A volta dos generais
O Brasil acordou hoje com um general na Presidência da República. O vice-presidente Hamilton Mourão assumiu a chefia de Estado, enquanto o ex-capitão Jair Bolsonaro participa do Fórum Econômico Mundial, em Davos, na Suíça. Não havia um general no cargo mais alto da Nação desde 15 de março de 1985, quando João Baptista Figueiredo, irritado, negou-se a transmitir a faixa ao ex-aliado José Sarney, vice de Tancredo Neves, internado às pressas na véspera. Antes que acusem a comparação de indevida, trato de antecipar a óbvia ressalva. O general Mourão chegou ao cargo pelo voto direto, em eleições livres e democráticas. Já o general Figueiredo, ex-chefe do Serviço Nacional de Informação, foi escolhido por Ernesto Geisel, numa troca de guarda autoritária totalmente alheia à vontade popular. Com mandato espichado para 6 anos, pois Geisel decidiu que a abertura devia ser lenta e gradual, João Figueiredo foi o último ditador oriundo do Golpe de 1964.

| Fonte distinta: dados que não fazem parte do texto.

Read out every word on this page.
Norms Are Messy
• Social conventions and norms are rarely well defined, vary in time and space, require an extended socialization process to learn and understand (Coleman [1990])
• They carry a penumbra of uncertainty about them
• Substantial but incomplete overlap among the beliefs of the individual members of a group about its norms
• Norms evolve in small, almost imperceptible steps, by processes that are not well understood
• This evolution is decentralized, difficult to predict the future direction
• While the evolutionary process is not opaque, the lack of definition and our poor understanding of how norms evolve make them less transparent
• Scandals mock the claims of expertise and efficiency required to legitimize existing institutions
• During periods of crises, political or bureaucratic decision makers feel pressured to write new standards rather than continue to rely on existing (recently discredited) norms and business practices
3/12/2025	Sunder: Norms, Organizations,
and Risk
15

Há que registrar traços comuns em Mourão e Figueiredo: ambos não medem as palavras e gostam de cavalos. Os tempos, porém, são outros. E o país vive em plena democracia. Mas é exatamente por esse motivo que causa espanto a volta dos generais ao poder. No Palácio do Planalto, a mais baixa patente é a de Bolsonaro. Lá estão os generais Augusto Heleno, no Gabinete de Segurança Institucional, Carlos Alberto dos Santos Cruz, na Secretaria de Governo, e o próprio Hamilton Mourão, no gabinete do vice-presidente. Aos três, vieram se somar os também generais Otávio Rêgo Barros, nomeado porta-voz do governo (o que não acontecia desde o governo Geisel), e o ex-comandante do Exército Eduardo Villas Bôas, que vai assessorar seu colega Augusto Heleno no GSI. Eu, paisano que sou eu, fico aqui matutando como deve ser uma reunião do ex-capitão com essa gente de alto coturno. Qual será exatamente a hierarquia reinante? Não custa lembrar que o capitão foi para a reserva de forma compulsória, sob acusação de insubordinação.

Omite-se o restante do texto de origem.